The authors come from a broad range of disciplines, including governance, law, bioethics, and genetics.
The ethical and social questions around both the potential and the threat of gene editing were demonstrated in 2018 when geneticist He Jiankui announced he had used the technology to create two genetically-altered babies.
Gene editing has vast potential to improve life such as by offering ways to alter mosquitoes and wipe out malaria, boosting crop resilience, as well as potentially preventing conditions such as sickle cell disease, cystic fibrosis and even some forms of cancer.
In contrast, it could also pose potentially harmful threats such as creating accidentally mutated disease-carrying insects, sterile crops, new treatment-resistant illnesses, and babies engineered for super-strength or musicality.
In the Science paper, the researchers say a global assembly should comprise at least 100 people – none of whom would be scientists, policy-makers, or activists working in the field.
Trials of the concept, funded by organisations including the Kettering Foundation, National Institutes of Health, the Australian Government, and the Wellcome Genome Campus, are planned to take place across the globe including in the US, UK, Australia and China.

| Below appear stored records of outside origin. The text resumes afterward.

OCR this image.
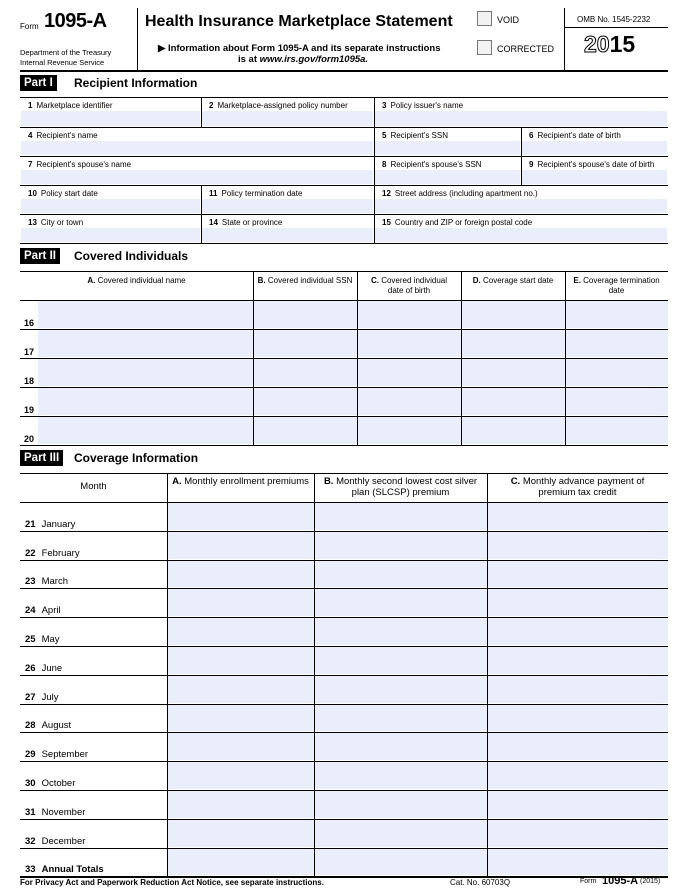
Form 1095-A
Department of the Treasury
Internal Revenue Service
Health Insurance Marketplace Statement
▶ Information about Form 1095-A and its separate instructions
is at www.irs.gov/form1095a.
VOID
CORRECTED
OMB No. 1545-2232
2015
Part I	Recipient Information
1 Marketplace identifier	2 Marketplace-assigned policy number	3 Policy issuer's name
4 Recipient's name	5 Recipient's SSN	6 Recipient's date of birth
7 Recipient's spouse's name	8 Recipient's spouse's SSN	9 Recipient's spouse's date of birth
10 Policy start date	11 Policy termination date	12 Street address (including apartment no.)
13 City or town	14 State or province	15 Country and ZIP or foreign postal code
Part II	Covered Individuals
A. Covered individual name	B. Covered individual SSN	C. Covered individual
date of birth
D. Coverage start date	E. Coverage termination date
16
17
18
19
20
Part III	Coverage Information
Month	A. Monthly enrollment premiums	B. Monthly second lowest cost silver
plan (SLCSP) premium
C. Monthly advance payment of
premium tax credit
21 January
22 February
23 March
24 April
25 May
26 June
27 July
28 August
29 September
30 October
31 November
32 December
33 Annual Totals
For Privacy Act and Paperwork Reduction Act Notice, see separate instructions.	Cat. No. 60703Q	Form 1095-A (2015)
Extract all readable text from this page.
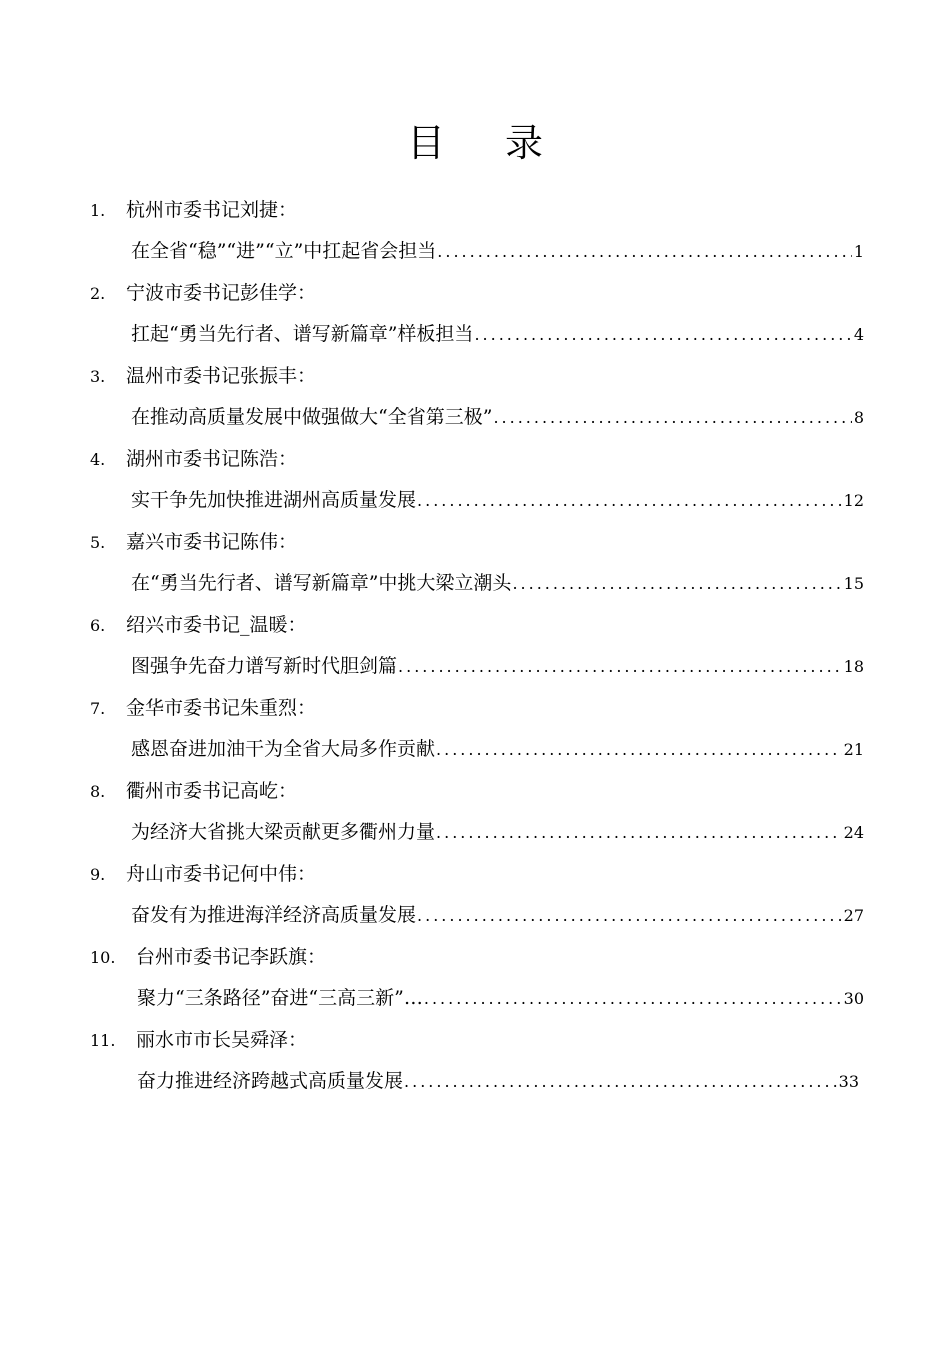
目 录
1. 杭州市委书记刘捷：
在全省“稳”“进”“立”中扛起省会担当 .....	1
2. 宁波市委书记彭佳学：
扛起“勇当先行者、谱写新篇章”样板担当 .....	4
3. 温州市委书记张振丰：
在推动高质量发展中做强做大“全省第三极” .....	8
4. 湖州市委书记陈浩：
实干争先加快推进湖州高质量发展 .....	12
5. 嘉兴市委书记陈伟：
在“勇当先行者、谱写新篇章”中挑大梁立潮头 .....	15
6. 绍兴市委书记_温暖：
图强争先奋力谱写新时代胆剑篇 .....	18
7. 金华市委书记朱重烈：
感恩奋进加油干为全省大局多作贡献 .....	21
8. 衢州市委书记高屹：
为经济大省挑大梁贡献更多衢州力量 .....	24
9. 舟山市委书记何中伟：
奋发有为推进海洋经济高质量发展 .....	27
10. 台州市委书记李跃旗：
聚力“三条路径”奋进“三高三新”… .....	30
11. 丽水市市长吴舜泽：
奋力推进经济跨越式高质量发展 .....	33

Dr Hammond, lecturer in politics at Keele University, said: “Creating a deliberative space like this across the entire globe, on a topic on which such global reach is crucial, is unprecedented. We will be able to see what deliberation can do in an area as multifaceted and contested as genome editing.
“I am excited to contribute to this global consortium facilitating productive dialogue between very diverse people and societies. This will be hugely rewarding research, with a real impact on the policy discussion. The first step on this exciting journey is our regional case study here in the UK, which we’re designing from the start to closely tie in with the Australian jury and all the other regional case studies.”
Professor John Dryzek, Principal Investigator and head of Australia’s Centre for Deliberative Democracy and Global Governance at the University of Canberra, said: “A global citizens’ assembly will be a major step forward as the architecture of global governance of genome editing gets constructed. It will bring to bear the considered views of citizens of the world, who will be able to think about the content of public values and principles for regulation of the technology that could receive reflective acceptance in all parts of the world.”